In fact I think he lies in wait until some careless child leaves the door open for more than a nanosecond and he slides past, silent and invisible. Thank goodness he didn't chew the needles. Those luscious (and expensive) wooden points used to be more desirable than catnip to him.
The knitting is now off the needles, apart from the front bands.
I currently have a delightful jumper which fits like a glove widthways but is slightly longer than I'd hoped.
The colour work is effectively invisible other than in a very strong light, but when examined under optimum conditions doesn't look too shabby.
There's only 40cm left of the last ball of green wool the pattern said is required. Luckily I bought an extra one so should have enough for the front bands.
The front bands, of course, have to be knitted on after the front of the jumper is cut up the middle to turn it into a cardigan.
I have never taken scissors to knitting in this way before.
I am apprehensive.
Knitting carefully folded and placed on the back of the sofa in the sitting room which is allegedly an animal-free zone.
Cats, as we know, have small brains. Much of their limited capacity is utilised in ways the average amoeba would not find challenging. Take, for instance, phototaxis. The average vegetable is capable of phototaxis. And the average vegetable uses it for a useful purpose – photosynthesis. The average cat is also capable of phototaxis, but the purpose is highly maladaptive.

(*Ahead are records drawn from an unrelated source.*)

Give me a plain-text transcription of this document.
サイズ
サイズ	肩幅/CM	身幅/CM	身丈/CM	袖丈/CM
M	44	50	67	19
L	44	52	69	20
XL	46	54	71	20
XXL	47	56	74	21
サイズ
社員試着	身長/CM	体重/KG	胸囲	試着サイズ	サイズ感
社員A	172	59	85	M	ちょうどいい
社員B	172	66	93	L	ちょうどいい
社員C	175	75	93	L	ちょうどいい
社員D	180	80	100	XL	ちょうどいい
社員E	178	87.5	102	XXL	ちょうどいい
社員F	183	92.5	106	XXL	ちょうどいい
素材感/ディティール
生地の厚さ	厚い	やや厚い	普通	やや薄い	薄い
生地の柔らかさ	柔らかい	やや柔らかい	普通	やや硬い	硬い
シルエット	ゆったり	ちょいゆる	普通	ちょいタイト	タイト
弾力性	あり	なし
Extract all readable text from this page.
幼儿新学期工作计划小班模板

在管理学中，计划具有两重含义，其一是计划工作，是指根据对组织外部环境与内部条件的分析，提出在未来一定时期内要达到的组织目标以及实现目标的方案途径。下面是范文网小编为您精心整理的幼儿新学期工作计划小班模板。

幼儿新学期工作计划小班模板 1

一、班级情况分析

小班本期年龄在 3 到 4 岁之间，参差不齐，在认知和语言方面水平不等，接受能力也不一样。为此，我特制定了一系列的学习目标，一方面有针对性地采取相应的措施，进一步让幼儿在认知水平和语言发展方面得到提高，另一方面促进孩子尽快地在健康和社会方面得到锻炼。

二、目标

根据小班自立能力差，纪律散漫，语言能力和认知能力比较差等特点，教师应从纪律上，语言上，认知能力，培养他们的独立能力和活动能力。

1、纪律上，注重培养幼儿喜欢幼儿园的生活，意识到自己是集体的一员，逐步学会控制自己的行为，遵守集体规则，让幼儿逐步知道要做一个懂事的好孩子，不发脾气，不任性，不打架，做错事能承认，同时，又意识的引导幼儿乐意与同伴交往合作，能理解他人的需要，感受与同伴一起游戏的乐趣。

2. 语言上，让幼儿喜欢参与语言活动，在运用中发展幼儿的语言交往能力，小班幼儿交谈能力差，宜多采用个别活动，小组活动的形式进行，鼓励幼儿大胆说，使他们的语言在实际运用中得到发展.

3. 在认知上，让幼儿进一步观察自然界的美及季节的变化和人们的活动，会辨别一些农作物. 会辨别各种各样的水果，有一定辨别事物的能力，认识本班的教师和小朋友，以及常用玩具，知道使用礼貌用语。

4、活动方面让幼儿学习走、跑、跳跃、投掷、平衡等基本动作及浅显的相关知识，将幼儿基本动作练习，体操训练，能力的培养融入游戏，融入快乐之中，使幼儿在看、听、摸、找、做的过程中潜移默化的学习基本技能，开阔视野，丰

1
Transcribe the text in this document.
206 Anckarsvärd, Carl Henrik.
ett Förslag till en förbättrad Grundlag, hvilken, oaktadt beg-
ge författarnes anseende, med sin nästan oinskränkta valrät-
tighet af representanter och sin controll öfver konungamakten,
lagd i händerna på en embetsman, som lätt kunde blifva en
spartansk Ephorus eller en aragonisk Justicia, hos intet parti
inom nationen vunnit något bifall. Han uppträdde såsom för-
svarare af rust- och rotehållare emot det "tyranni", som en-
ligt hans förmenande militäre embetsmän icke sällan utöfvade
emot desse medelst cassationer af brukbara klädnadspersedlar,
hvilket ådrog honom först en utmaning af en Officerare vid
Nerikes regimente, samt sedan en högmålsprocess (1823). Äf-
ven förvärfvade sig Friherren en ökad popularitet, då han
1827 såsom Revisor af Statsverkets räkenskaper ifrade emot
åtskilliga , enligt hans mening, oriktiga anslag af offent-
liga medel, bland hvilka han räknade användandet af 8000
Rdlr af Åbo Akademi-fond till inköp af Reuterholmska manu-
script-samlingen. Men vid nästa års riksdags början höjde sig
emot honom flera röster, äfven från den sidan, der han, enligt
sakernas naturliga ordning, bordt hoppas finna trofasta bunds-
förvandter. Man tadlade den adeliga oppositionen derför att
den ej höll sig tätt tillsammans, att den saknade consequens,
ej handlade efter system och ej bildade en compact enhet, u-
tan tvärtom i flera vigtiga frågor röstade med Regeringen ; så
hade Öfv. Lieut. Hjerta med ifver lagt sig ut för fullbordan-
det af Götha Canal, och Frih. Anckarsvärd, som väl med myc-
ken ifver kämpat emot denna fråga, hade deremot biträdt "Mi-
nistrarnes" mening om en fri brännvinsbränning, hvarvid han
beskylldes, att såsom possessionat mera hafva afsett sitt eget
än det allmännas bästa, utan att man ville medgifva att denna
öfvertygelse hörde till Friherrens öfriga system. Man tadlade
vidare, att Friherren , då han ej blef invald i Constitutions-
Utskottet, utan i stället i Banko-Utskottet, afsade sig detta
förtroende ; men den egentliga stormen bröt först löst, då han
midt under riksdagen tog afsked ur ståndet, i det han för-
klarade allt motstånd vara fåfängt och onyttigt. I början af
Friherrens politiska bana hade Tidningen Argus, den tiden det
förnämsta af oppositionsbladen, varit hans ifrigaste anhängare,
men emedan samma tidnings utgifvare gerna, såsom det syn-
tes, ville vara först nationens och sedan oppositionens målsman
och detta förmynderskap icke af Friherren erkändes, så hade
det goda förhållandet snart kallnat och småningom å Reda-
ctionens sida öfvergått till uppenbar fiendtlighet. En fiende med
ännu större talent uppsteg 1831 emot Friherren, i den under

I am talking, of course, about the ability of the average cat to assess the quality of light reflected from its coat and, having done so, move to position itself precisely on a surface displaying exactly the opposite properties. My cat, for instance, is mostly white. This means he comes to rest on the darkest possible surface, ideally an item of my clothing, upon which he can then shed his hair liberally. Black cats, obviously, choose pale clothing to sit on.
Why this should be is a mystery. It would appear to be counter-productive given the average reaction of the average cat owner on discovering their clothing looking like it’s been caught in a pillow fight is not positive and friendly towards the offending cat. My theory is that cats are so unbelievably vain they care not for the opprobrium this behaviour attracts since their only concern is to set themselves off to best advantage.
There is another taxis that cats have refined to an art form, and this is fibretaxis. For there is no place, however obscure and protected, that one can place ones knitting that the average cat will not locate in order then to sit, lie or otherwise lounge squarely on the work in progress. No item of knitting is too small or insignificant. An inch or so of sock is as inviting as, for instance, the completed back of a large garment.
Here we have a typical example of the behaviour in action.
Reading from top left to bottom right we have the cat insinuating itself on the edge of the knitting (which has been placed on the kitchen table to be measured); total occupation is achieved with the entirety of the cat’s body (including tail) placed inside the boundaries of the knitted surface; any suggestion of removal is greeted with extreme contempt; the territory is defended with vigour.
Why? I ask myself. Why, why, why? I whimper as I nurse my slashed hands and attempt to remove white hairs from my green garment without getting it covered in red blood.
The cat merely looks inscrutable (he is, after all, an oriental breed) and I realise my question is in vain. He has about as much idea of why as a cabbage has of how, but without the advantage of tasting delicious boiled and covered with melted butter and freshly-ground black pepper.